The Law Commission is recommending making non-fatal strangulation a crime separate to assault, and has strong backing from the government.
The utter terror that is experienced by these victims and the known relationship between strangulation and future fatal attack requires a stronger criminal justice response for these offenders," the commission's president Sir Grant Hammond said.
"Strangulation is an act that is designed to control and manipulate the victims."
The commission said studies had shown that if a woman was strangled, there was a high risk of her being killed in the future by her attacker.
Perpetrators were often charged with low-level offences, and a stronger criminal justice response was needed, it said.

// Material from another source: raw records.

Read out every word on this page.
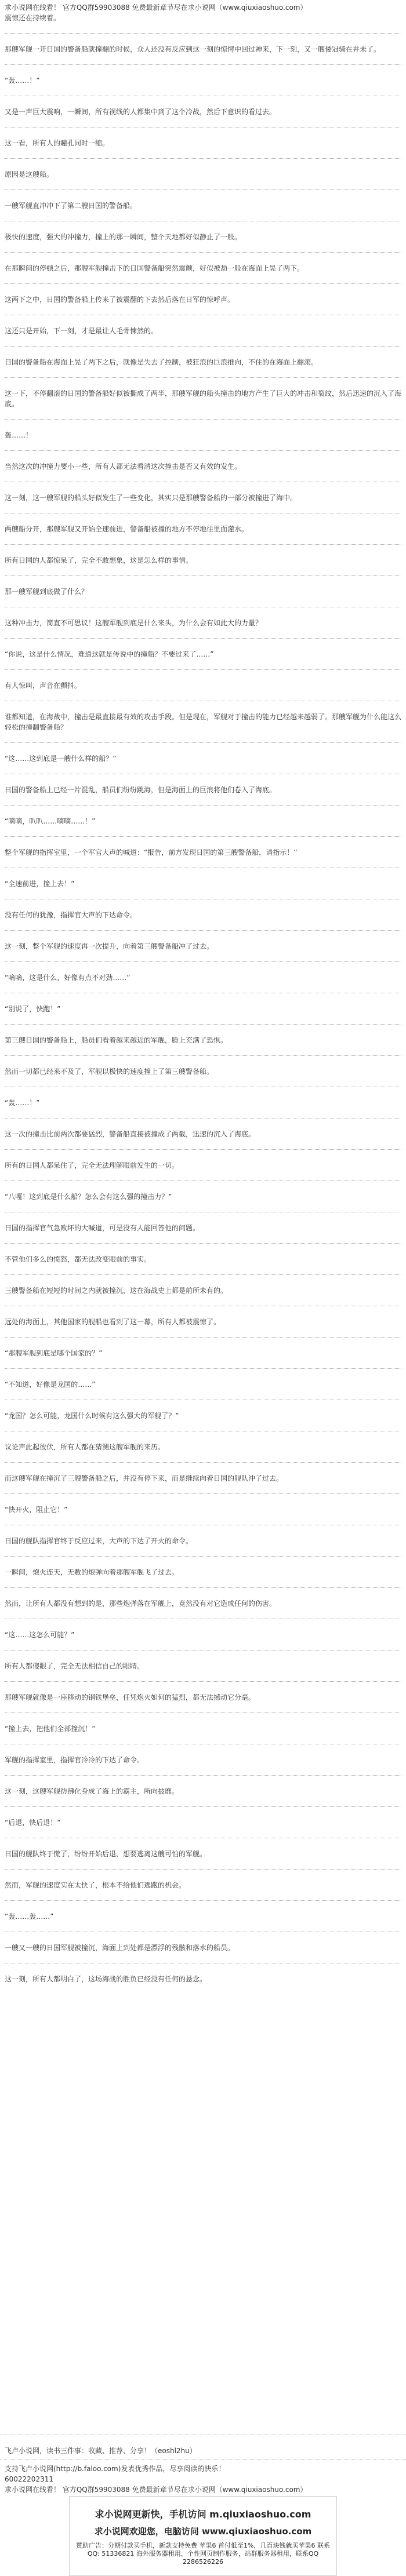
求小说网在线看！ 官方QQ群59903088 免费最新章节尽在求小说网（www.qiuxiaoshuo.com）
震惊还在持续着。

那艘军舰一开日国的警备船就撞翻的时候，众人还没有反应到这一刻的惊愕中回过神来，下一刻，又一艘倭冠骑在并未了。

“轰……！”

又是一声巨大震响，一瞬间，所有视线的人都集中到了这个冷战，然后下意识的看过去。

这一看，所有人的瞳孔同时一缩。

原因是这艘船。

一艘军舰直冲冲下了第二艘日国的警备船。

极快的速度，强大的冲撞力，撞上的那一瞬间，整个天地都好似静止了一般。

在那瞬间的停顿之后，那艘军舰撞击下的日国警备船突然震颤，好似被劫一般在海面上晃了两下。

这两下之中，日国的警备船上传来了被震翻的下去然后落在日军的惊呼声。

这还只是开始，下一刻，才是最让人毛骨悚然的。

日国的警备船在海面上晃了两下之后，就像是失去了控制，被狂浪的巨浪推向，不住的在海面上翻滚。

这一下，不停翻滚的日国的警备船好似被撕成了两半，那艘军舰的船头撞击的地方产生了巨大的冲击和裂纹，然后迅速的沉入了海底。

轰……！

当然这次的冲撞力要小一些，所有人都无法看清这次撞击是否又有效的发生。

这一刻，这一艘军舰的船头好似发生了一些变化，其实只是那艘警备船的一部分被撞进了海中。

两艘船分开，那艘军舰又开始全速前进，警备船被撞的地方不停地往里面灌水。

所有日国的人都惊呆了，完全不敢想象，这是怎么样的事情。

那一艘军舰到底做了什么？

这种冲击力，简直不可思议！这艘军舰到底是什么来头，为什么会有如此大的力量？

“你说，这是什么情况，难道这就是传说中的撞船？不要过来了……”

有人惊叫，声音在颤抖。

谁都知道，在海战中，撞击是最直接最有效的攻击手段。但是现在，军舰对于撞击的能力已经越来越弱了。那艘军舰为什么能这么轻松的撞翻警备船？

“这……这到底是一艘什么样的船？”

日国的警备船上已经一片混乱，船员们纷纷跳海，但是海面上的巨浪将他们卷入了海底。

“嘀嘀，叭叭……嘀嘀……！”

整个军舰的指挥室里，一个军官大声的喊道：“报告，前方发现日国的第三艘警备船，请指示！”

“全速前进，撞上去！”

没有任何的犹豫，指挥官大声的下达命令。

这一刻，整个军舰的速度再一次提升，向着第三艘警备船冲了过去。

“嘀嘀，这是什么，好像有点不对劲……”

“别说了，快跑！”

第三艘日国的警备船上，船员们看着越来越近的军舰，脸上充满了恐惧。

然而一切都已经来不及了，军舰以极快的速度撞上了第三艘警备船。

“轰……！”

这一次的撞击比前两次都要猛烈，警备船直接被撞成了两截，迅速的沉入了海底。

所有的日国人都呆住了，完全无法理解眼前发生的一切。

“八嘎！这到底是什么船？怎么会有这么强的撞击力？”

日国的指挥官气急败坏的大喊道，可是没有人能回答他的问题。

不管他们多么的愤怒，都无法改变眼前的事实。

三艘警备船在短短的时间之内就被撞沉，这在海战史上都是前所未有的。

远处的海面上，其他国家的舰船也看到了这一幕，所有人都被震惊了。

“那艘军舰到底是哪个国家的？”

“不知道，好像是龙国的……”

“龙国？怎么可能，龙国什么时候有这么强大的军舰了？”

议论声此起彼伏，所有人都在猜测这艘军舰的来历。

而这艘军舰在撞沉了三艘警备船之后，并没有停下来，而是继续向着日国的舰队冲了过去。

“快开火，阻止它！”

日国的舰队指挥官终于反应过来，大声的下达了开火的命令。

一瞬间，炮火连天，无数的炮弹向着那艘军舰飞了过去。

然而，让所有人都没有想到的是，那些炮弹落在军舰上，竟然没有对它造成任何的伤害。

“这……这怎么可能？”

所有人都傻眼了，完全无法相信自己的眼睛。

那艘军舰就像是一座移动的钢铁堡垒，任凭炮火如何的猛烈，都无法撼动它分毫。

“撞上去，把他们全部撞沉！”

军舰的指挥室里，指挥官冷冷的下达了命令。

这一刻，这艘军舰彷彿化身成了海上的霸主，所向披靡。

“后退，快后退！”

日国的舰队终于慌了，纷纷开始后退，想要逃离这艘可怕的军舰。

然而，军舰的速度实在太快了，根本不给他们逃跑的机会。

“轰……轰……”

一艘又一艘的日国军舰被撞沉，海面上到处都是漂浮的残骸和落水的船员。

这一刻，所有人都明白了，这场海战的胜负已经没有任何的悬念。

飞卢小说网，读书三件事：收藏、推荐、分享！（eoshl2hu）
支持飞卢小说网(http://b.faloo.com)发表优秀作品，尽享阅读的快乐！
60022202311
求小说网在线看！ 官方QQ群59903088 免费最新章节尽在求小说网（www.qiuxiaoshuo.com）
求小说网更新快，手机访问 m.qiuxiaoshuo.com
求小说网欢迎您，电脑访问 www.qiuxiaoshuo.com
赞助广告：分期付款买手机，新款支持免费 苹果6 首付低至1%，几百块钱就买苹果6 联系QQ: 51336821 海外服务器租用，个性网页制作服务，站群服务器租用，联系QQ 2286526226
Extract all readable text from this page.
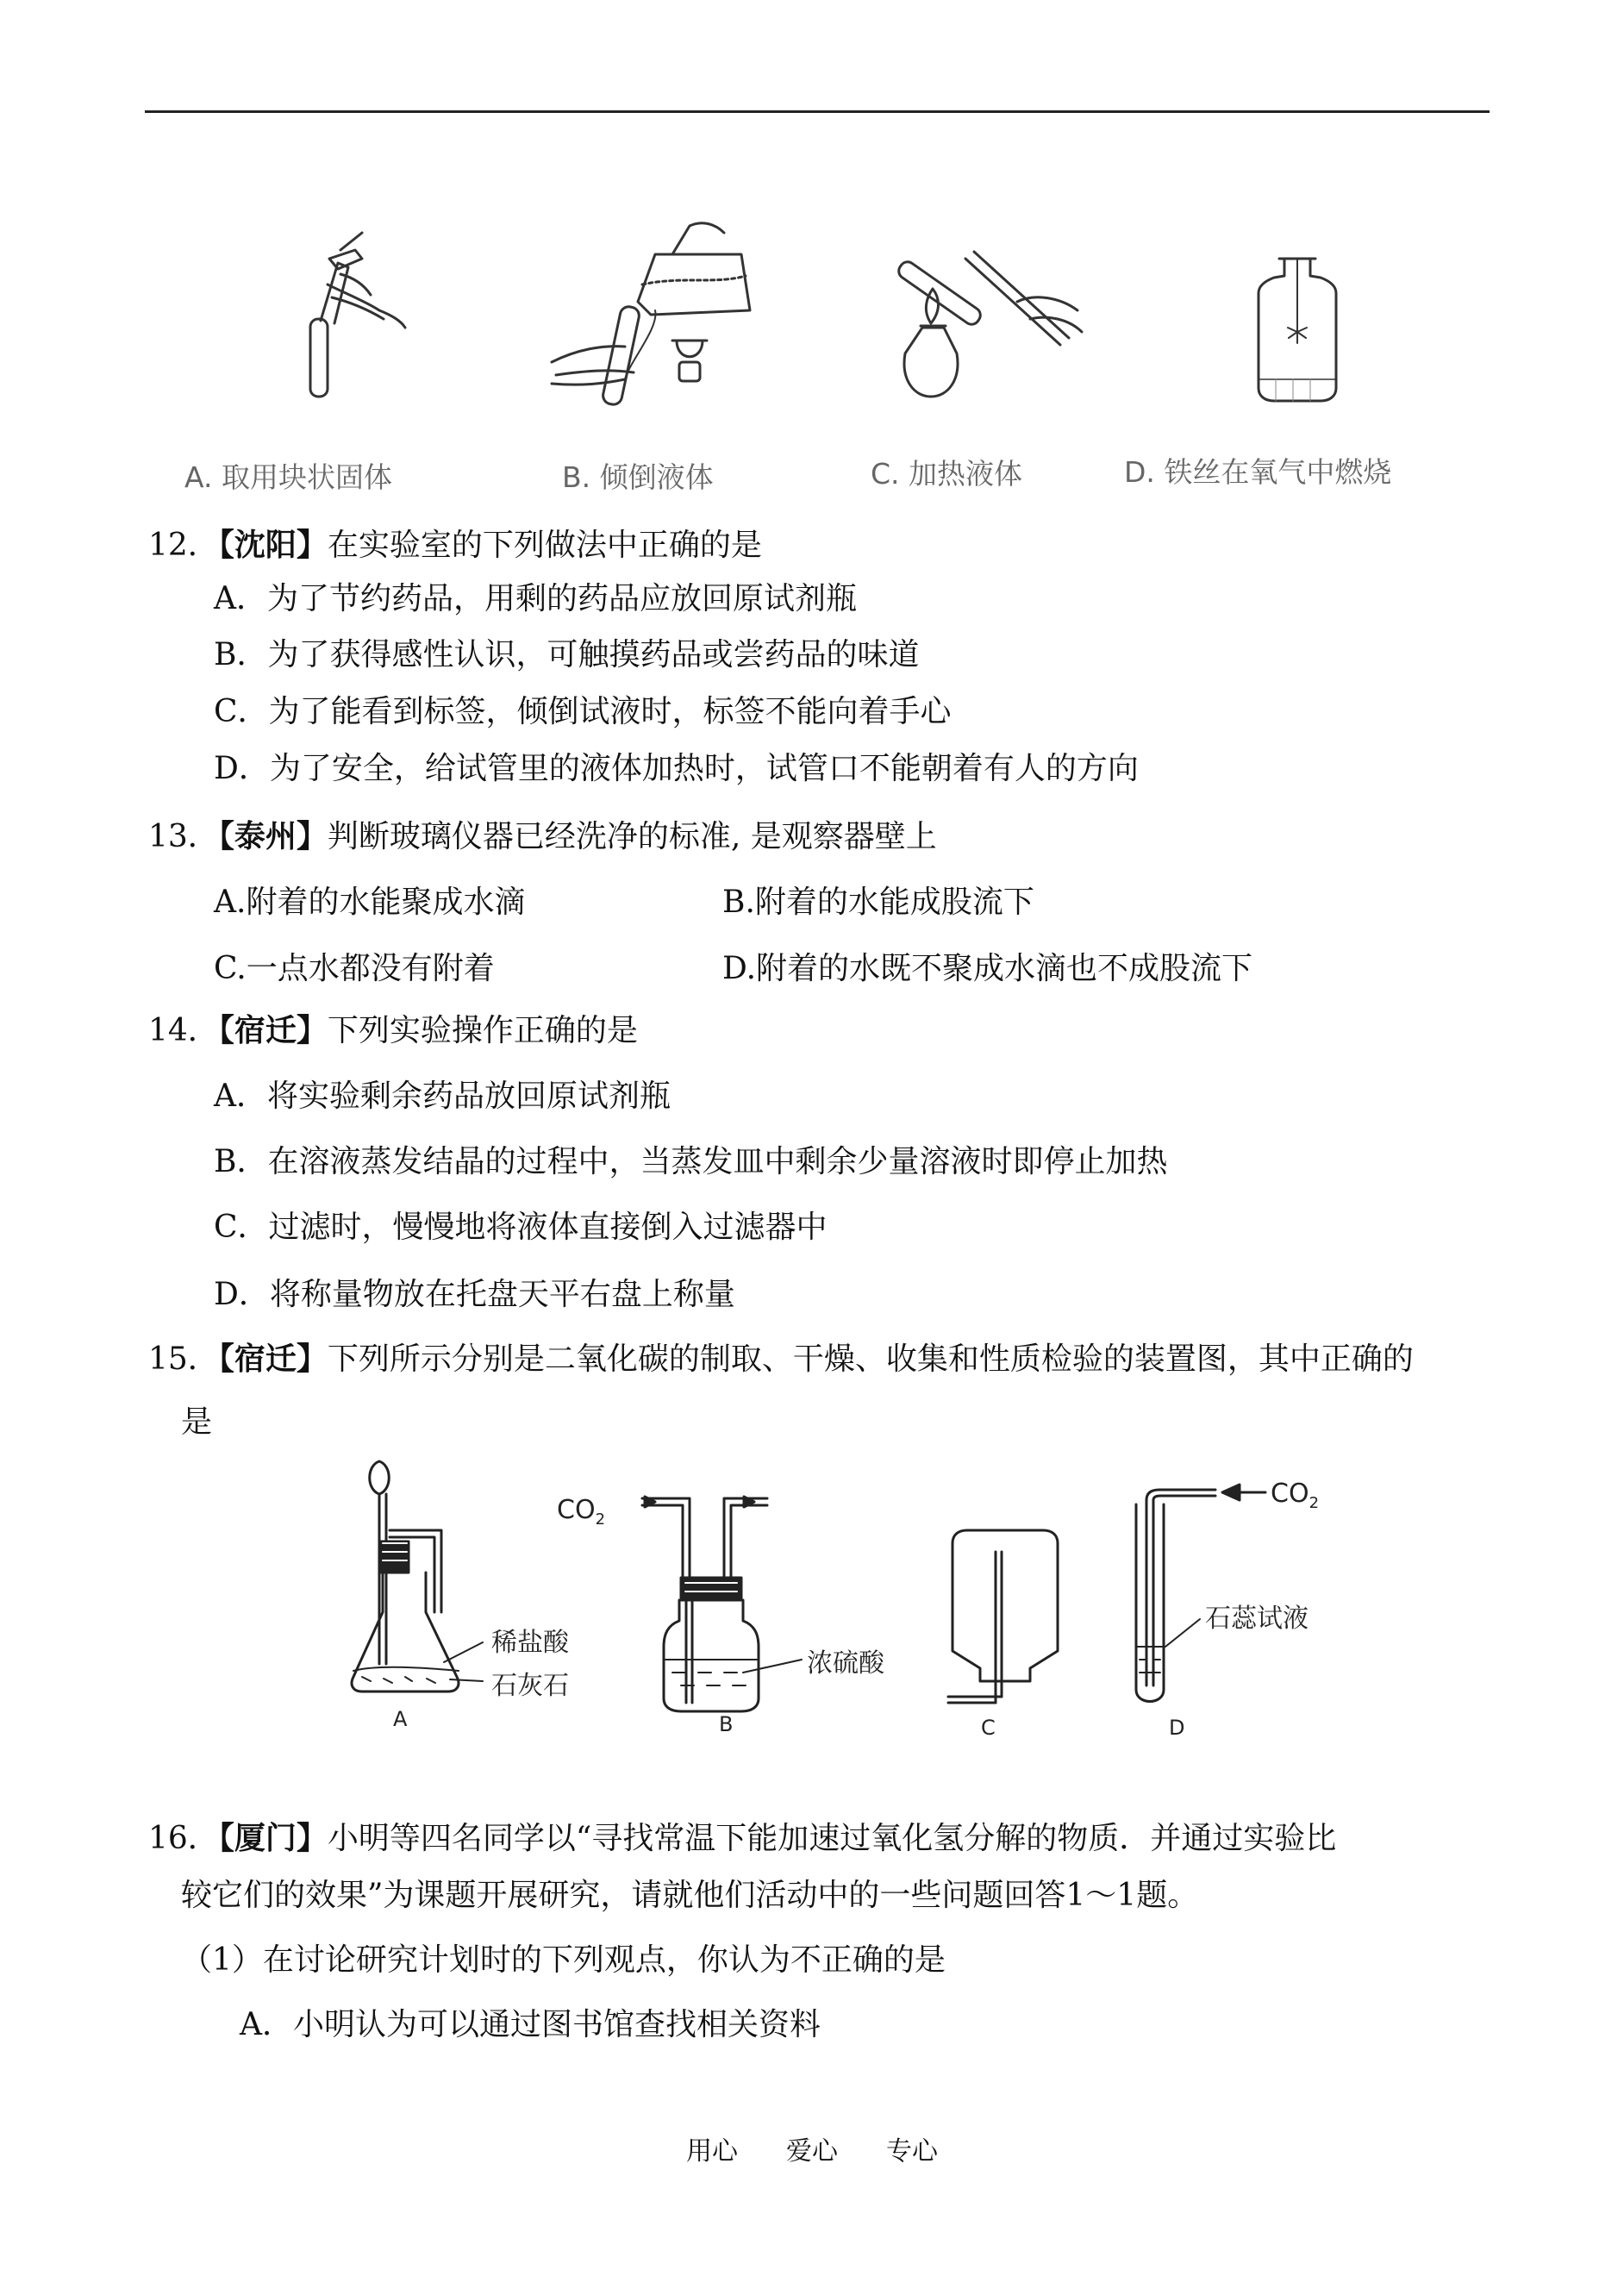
A. 取用块状固体	B. 倾倒液体	C. 加热液体	D. 铁丝在氧气中燃烧
12．【沈阳】在实验室的下列做法中正确的是
A．为了节约药品，用剩的药品应放回原试剂瓶
B．为了获得感性认识，可触摸药品或尝药品的味道
C．为了能看到标签，倾倒试液时，标签不能向着手心
D．为了安全，给试管里的液体加热时，试管口不能朝着有人的方向
13．【泰州】判断玻璃仪器已经洗净的标准, 是观察器壁上
A.附着的水能聚成水滴	B.附着的水能成股流下
C.一点水都没有附着	D.附着的水既不聚成水滴也不成股流下
14．【宿迁】下列实验操作正确的是
A．将实验剩余药品放回原试剂瓶
B．在溶液蒸发结晶的过程中，当蒸发皿中剩余少量溶液时即停止加热
C．过滤时，慢慢地将液体直接倒入过滤器中
D．将称量物放在托盘天平右盘上称量
15．【宿迁】下列所示分别是二氧化碳的制取、干燥、收集和性质检验的装置图，其中正确的
是
$CO_2$
$CO_2$
稀盐酸
石灰石
浓硫酸
石蕊试液
A	B	C	D
16．【厦门】小明等四名同学以“寻找常温下能加速过氧化氢分解的物质．并通过实验比
较它们的效果”为课题开展研究，请就他们活动中的一些问题回答1～1题。
（1）在讨论研究计划时的下列观点，你认为不正确的是
A．小明认为可以通过图书馆查找相关资料
用心 爱心 专心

"In at least half of all cases, strangulation does not result in an obvious external injury even when victims suffer internal injuries or serious mental harm," it said.
"The lack of obvious external injury makes it difficult to lay serious charges against the perpetrator."
The commission tabled a report Strangulation: The case for a new offence in the House of Representatives this morning.
Justice Minister Amy Adams said in a domestic violence context, strangulation can have a devastating and long-lasting psychological impact.
There was strong evidence for a new offence, and a law change would fit alongside the government's review of family violence laws.
"A standalone offence sends a clear-cut message that this form of abuse is unacceptable and recognises that strangulation can be a critical risk factor of escalating family violence," she said.
"Creating a specific strangulation offence would bring New Zealand in line with international laws and practices."